Social Anthropologies of the Welsh: Past and Present – Event Report

WISERD hosted an evening lecture and one-day symposium at Cardiff University this week. The event was organised jointly with the Royal Anthropological Institute, the Learned Society of Wales, and the Honourable Society of Cymmrodorion.

Social Anthropologies of the Welsh: Past and Present examined the development of social anthropology in Wales from the perspectives of both national scholarship and international engagement. The event brought together academics and those with an interest in Welsh history, the origins and development of contemporary Wales, and community studies.
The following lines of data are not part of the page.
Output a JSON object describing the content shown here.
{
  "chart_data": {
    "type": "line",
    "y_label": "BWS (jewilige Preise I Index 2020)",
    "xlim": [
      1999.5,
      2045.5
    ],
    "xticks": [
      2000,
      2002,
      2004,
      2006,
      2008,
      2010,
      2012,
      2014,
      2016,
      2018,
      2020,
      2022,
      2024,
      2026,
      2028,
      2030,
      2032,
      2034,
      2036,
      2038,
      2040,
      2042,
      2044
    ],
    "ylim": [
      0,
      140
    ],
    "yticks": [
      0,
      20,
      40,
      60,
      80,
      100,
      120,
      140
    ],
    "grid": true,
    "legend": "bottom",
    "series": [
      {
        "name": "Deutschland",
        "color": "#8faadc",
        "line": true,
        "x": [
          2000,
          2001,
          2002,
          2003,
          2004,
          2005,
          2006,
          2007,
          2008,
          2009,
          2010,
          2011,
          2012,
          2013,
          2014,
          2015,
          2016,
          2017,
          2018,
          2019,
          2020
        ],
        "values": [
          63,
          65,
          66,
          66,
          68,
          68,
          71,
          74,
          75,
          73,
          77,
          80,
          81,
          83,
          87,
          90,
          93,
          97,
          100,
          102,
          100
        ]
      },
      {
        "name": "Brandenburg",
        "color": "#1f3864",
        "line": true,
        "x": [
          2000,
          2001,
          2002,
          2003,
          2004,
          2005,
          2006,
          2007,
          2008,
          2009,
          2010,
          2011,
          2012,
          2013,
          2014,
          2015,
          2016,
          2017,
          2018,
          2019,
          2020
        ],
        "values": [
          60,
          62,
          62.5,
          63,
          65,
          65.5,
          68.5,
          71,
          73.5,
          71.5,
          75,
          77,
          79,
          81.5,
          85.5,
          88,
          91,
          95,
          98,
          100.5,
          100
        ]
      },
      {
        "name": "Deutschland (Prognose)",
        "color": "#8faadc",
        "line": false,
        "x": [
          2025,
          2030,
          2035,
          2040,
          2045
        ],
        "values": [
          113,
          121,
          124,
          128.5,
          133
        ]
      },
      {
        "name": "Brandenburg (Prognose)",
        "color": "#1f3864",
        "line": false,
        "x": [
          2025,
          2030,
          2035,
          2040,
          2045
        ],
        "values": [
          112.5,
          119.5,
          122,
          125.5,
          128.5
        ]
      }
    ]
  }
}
The public lecture on Wednesday evening, held at the University’s Main Building, was given by Professor Dame Marilyn Strathern, FBA and Honorary Fellow, the Learned Society of Wales (University of Cambridge), on ‘The Language of Relationship: Anthropology’s Commitment to Comparison’.

The one-day symposium began with a consideration of the proto-anthropology of Gerald of Wales and went on to trace the emergence of a distinctive style of Welsh social anthropology. Folk culture and oral traditions, language and identity, music and religion all emerged as important themes throughout the discussion of Welsh social anthropology in the past. The symposium also examined the role of Welsh scholars such as Iorwerth C. Peate, William Jones, and Alwyn D. Rees.

This was followed by consideration of modern and contemporary social anthropology in Wales, in which community studies were used to examine issues of diaspora, labour and welfare, language, and identity. The symposium concluded with a keynote presentation on class, community, settlement and mobility in industrial and post-industrial south Wales by Professor Chris Hann, a Welsh anthropologist now Director of the Max Planck Institute of Social Anthropology, at Halle, Germany.

Professor Emeritus W. John Morgan of WISERD convened the symposium. He said: “The social anthropology of the Welsh has been neglected for many years, together with the contribution of Welsh academics to the subject more generally. The excellent papers we have heard revisited what was done in the past and shown what is possible now and in the future.

“I hope that the symposium with its scholarly outcome will reinvigorate anthropological research and teaching in Wales, including comparison with other cultures and communities.” Professor Dame Marilyn Strathern, whose keynote lecture emphasised this theme, described the symposium as ‘a triumph!’

The symposium papers, to be edited by W. John Morgan and Fiona Bowie, are to be published in the Royal Anthropological Institute’s Country Series, Sean Kingston Publishing, London.